Yeah, being a part of cultural ebb is a kick. I wish it paid better, though.
"Being part of cultural ebb is kick". I wonder if we could make a tshirt out of that for the bookstore? "Keep Santa Cruz Weird" is beginning to have some unfortunate overtones.
Great piece Adrian - I have been away from this blog too long - working hard, socialising hard.
Seana, I agree with you - 'we lay readers don't really have the time these days .. to really study primary sources, so we are looking for the one book that will do all our work for us' - that is me. I used to read around 6 books a week, but those days are long gone.
This blog and the excellent discussion will get me seeking the many works I haven't even heard of. Where to start?
Deb
Have you read From Dawn to Decadence? I love Barzun's prose style and wit even if I don't agree with everything he says.
Thanks for the TV link, I shall check it out!
Deb, From Dawn to Decadence, which I learned about here, is wonderful, even if I've only read about half of it. Doesn't matter, it's a treasure trove. It reminds me a bit of Rebecca West's Black Lamb and Grey Falcon in that way.
The Who's Been Sleeping in My House sounds like a great concept. Unfortunately it is not possible to view it here.
Thanks Seana and Adrian, I will give it a go [nervous facial twitch].

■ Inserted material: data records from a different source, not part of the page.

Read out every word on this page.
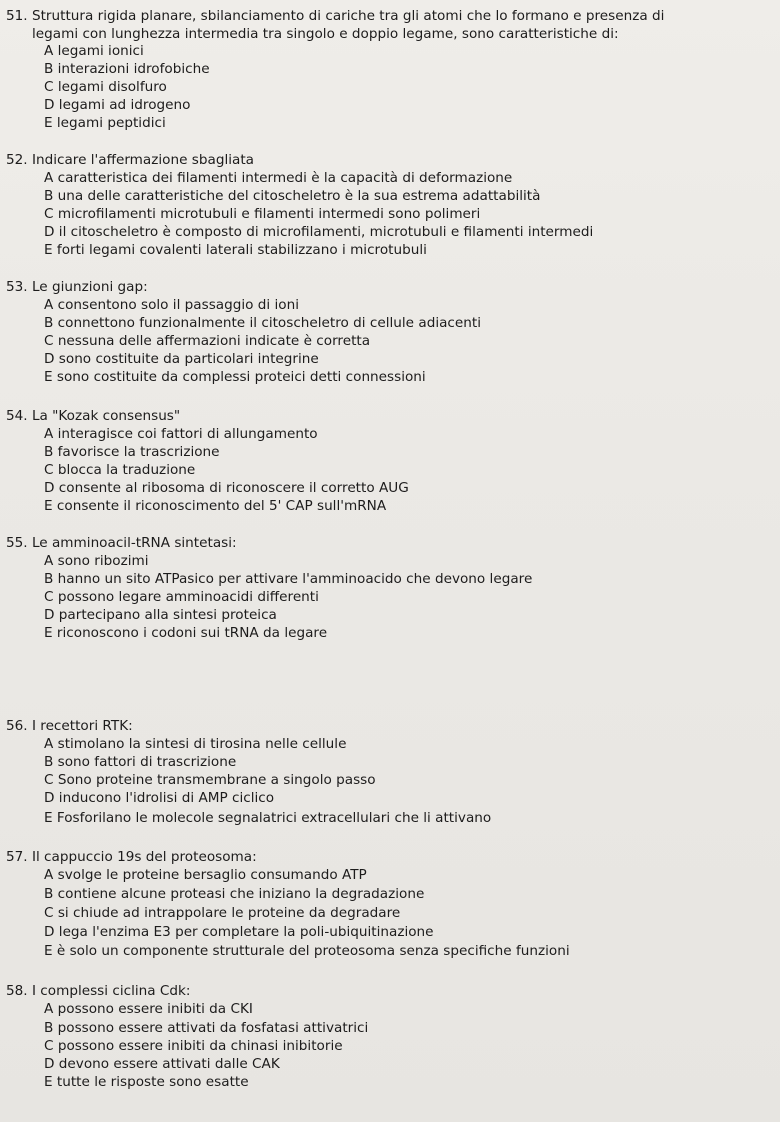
51. Struttura rigida planare, sbilanciamento di cariche tra gli atomi che lo formano e presenza di
legami con lunghezza intermedia tra singolo e doppio legame, sono caratteristiche di:
A legami ionici
B interazioni idrofobiche
C legami disolfuro
D legami ad idrogeno
E legami peptidici
52. Indicare l'affermazione sbagliata
A caratteristica dei filamenti intermedi è la capacità di deformazione
B una delle caratteristiche del citoscheletro è la sua estrema adattabilità
C microfilamenti microtubuli e filamenti intermedi sono polimeri
D il citoscheletro è composto di microfilamenti, microtubuli e filamenti intermedi
E forti legami covalenti laterali stabilizzano i microtubuli
53. Le giunzioni gap:
A consentono solo il passaggio di ioni
B connettono funzionalmente il citoscheletro di cellule adiacenti
C nessuna delle affermazioni indicate è corretta
D sono costituite da particolari integrine
E sono costituite da complessi proteici detti connessioni
54. La "Kozak consensus"
A interagisce coi fattori di allungamento
B favorisce la trascrizione
C blocca la traduzione
D consente al ribosoma di riconoscere il corretto AUG
E consente il riconoscimento del 5' CAP sull'mRNA
55. Le amminoacil-tRNA sintetasi:
A sono ribozimi
B hanno un sito ATPasico per attivare l'amminoacido che devono legare
C possono legare amminoacidi differenti
D partecipano alla sintesi proteica
E riconoscono i codoni sui tRNA da legare
56. I recettori RTK:
A stimolano la sintesi di tirosina nelle cellule
B sono fattori di trascrizione
C Sono proteine transmembrane a singolo passo
D inducono l'idrolisi di AMP ciclico
E Fosforilano le molecole segnalatrici extracellulari che li attivano
57. Il cappuccio 19s del proteosoma:
A svolge le proteine bersaglio consumando ATP
B contiene alcune proteasi che iniziano la degradazione
C si chiude ad intrappolare le proteine da degradare
D lega l'enzima E3 per completare la poli-ubiquitinazione
E è solo un componente strutturale del proteosoma senza specifiche funzioni
58. I complessi ciclina Cdk:
A possono essere inibiti da CKI
B possono essere attivati da fosfatasi attivatrici
C possono essere inibiti da chinasi inibitorie
D devono essere attivati dalle CAK
E tutte le risposte sono esatte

Other history works I have read and deemed good/ thought provoking (but their sweep may not be so broad):
Dale Spender's 'Women of Ideas: And What Men have Done to Them' (don't be put off by naff title - I used to carry this around ostentatiously pressed adjacent to my wimmin power badge pinned to my jumblesale blazer..
Diane Purkiss The English Civil War - gives voice to people who lived through this social upheaval
Antonia Fraser The Weaker Vessel: Women's Lot in Seventeenth-century England - tends to concentrate on the well-to-do
anything by Gitta Sereny..
Right, off to a Mother's Day lunch
Adrian, there are two novels called Band of Brothers though the mini-series is based on the one by Stephen Ambrose. We loved the mini-series though I agree adding in the existing true-to-life ant-semitism would have made the story that much richer, grittier.

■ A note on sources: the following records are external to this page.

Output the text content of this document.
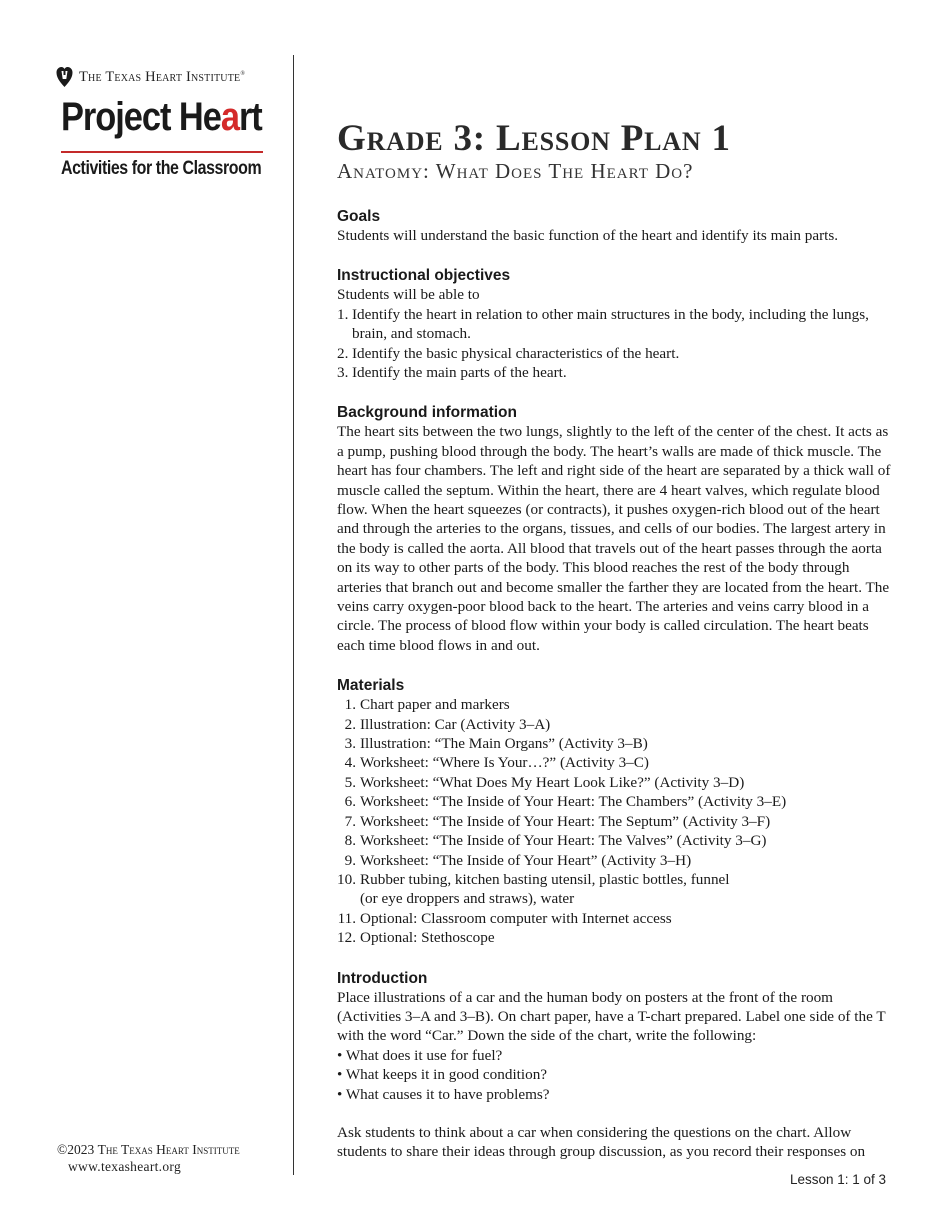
The Texas Heart Institute®
Project Heart
Activities for the Classroom
©2023 The Texas Heart Institute
www.texasheart.org
Grade 3: Lesson Plan 1
Anatomy: What Does The Heart Do?
Goals

Students will understand the basic function of the heart and identify its main parts.

Instructional objectives

Students will be able to

1. Identify the heart in relation to other main structures in the body, including the lungs, brain, and stomach.
2. Identify the basic physical characteristics of the heart.
3. Identify the main parts of the heart.
Background information

The heart sits between the two lungs, slightly to the left of the center of the chest. It acts as a pump, pushing blood through the body. The heart’s walls are made of thick muscle. The heart has four chambers. The left and right side of the heart are separated by a thick wall of muscle called the septum. Within the heart, there are 4 heart valves, which regulate blood flow. When the heart squeezes (or contracts), it pushes oxygen-rich blood out of the heart and through the arteries to the organs, tissues, and cells of our bodies. The largest artery in the body is called the aorta. All blood that travels out of the heart passes through the aorta on its way to other parts of the body. This blood reaches the rest of the body through arteries that branch out and become smaller the farther they are located from the heart. The veins carry oxygen-poor blood back to the heart. The arteries and veins carry blood in a circle. The process of blood flow within your body is called circulation. The heart beats each time blood flows in and out.

Materials
1. Chart paper and markers
2. Illustration: Car (Activity 3–A)
3. Illustration: “The Main Organs” (Activity 3–B)
4. Worksheet: “Where Is Your…?” (Activity 3–C)
5. Worksheet: “What Does My Heart Look Like?” (Activity 3–D)
6. Worksheet: “The Inside of Your Heart: The Chambers” (Activity 3–E)
7. Worksheet: “The Inside of Your Heart: The Septum” (Activity 3–F)
8. Worksheet: “The Inside of Your Heart: The Valves” (Activity 3–G)
9. Worksheet: “The Inside of Your Heart” (Activity 3–H)
10. Rubber tubing, kitchen basting utensil, plastic bottles, funnel (or eye droppers and straws), water
11. Optional: Classroom computer with Internet access
12. Optional: Stethoscope
Introduction

Place illustrations of a car and the human body on posters at the front of the room (Activities 3–A and 3–B). On chart paper, have a T-chart prepared. Label one side of the T with the word “Car.” Down the side of the chart, write the following:

• What does it use for fuel?
• What keeps it in good condition?
• What causes it to have problems?

Ask students to think about a car when considering the questions on the chart. Allow students to share their ideas through group discussion, as you record their responses on

Lesson 1: 1 of 3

Do you really think being PC was the cause of leaving it out?
Signed, UNKNOWN (bwaa-ha ha)
what the fudge? My name is Sheiler. The hamsters who run the wheel to run my internet must be tired. Time for an upgrade.
Sheiler
Ok, two totally different historians there...
Yeah I reckon they removed it all because they thought it might make us like the protagonists less. Spielberg doesnt really trust the audience. Never has.
Hey Adrian
Have only just started The Swerve, so won't comment, but I thought "Will in the World" was one of the best non-fiction books I've ever read.
Opened my eyes, not just to Shakespeare, but to the way writers use their everyday lives as a wellspring to creativity. Kind of inspiring - how the bloke in the butcher's or your crooked cousin can turn into Richard III.
Adrian H.
Does no studio recall Archie Bunker?? Hitting on all non-PC points and yet it made All in the Family so rich.
Does no studio recall Archie Bunker?? Hitting on all non-PC points and yet it made All in the Family so rich.
Those were different times.
Sheiler, right, but hitting on the points in a way that made it clear that those behind it were very PC indeed. I didn't really care for the show, but that's just because I didn't think it was very funny, not because I was outraged by it.
Adrian
You must sweltering up in country Victoria today. Its 38c in St Kilda at the moment. Brutal.
I dug Will In The World. I read it at the same time as some crackpot Shakespeare wasnt Shakespeare book which was completely forgetable.
Sheiler
This is all very present for me cos my wife's working on a book called Kosher Soldiers about Jewish representations of WW2 in post war fiction. One of the things she did was get a look a letters GI's sent home to their family. Every single Jewish soldier experienced ridiculous amounts of old school Jew baiting and to think that the Band of Brothers didnt do any of this is a travesty, esp since they had a Jewish lieutenant (who ended up shooting himself)is absurd.
The real story of the Band of Brothers would have been much more interesting that the linear heroic progression I think.
BTW Adrian Hyland's crime novels could well go under my current post as they are lyrical, extremely well written and funny.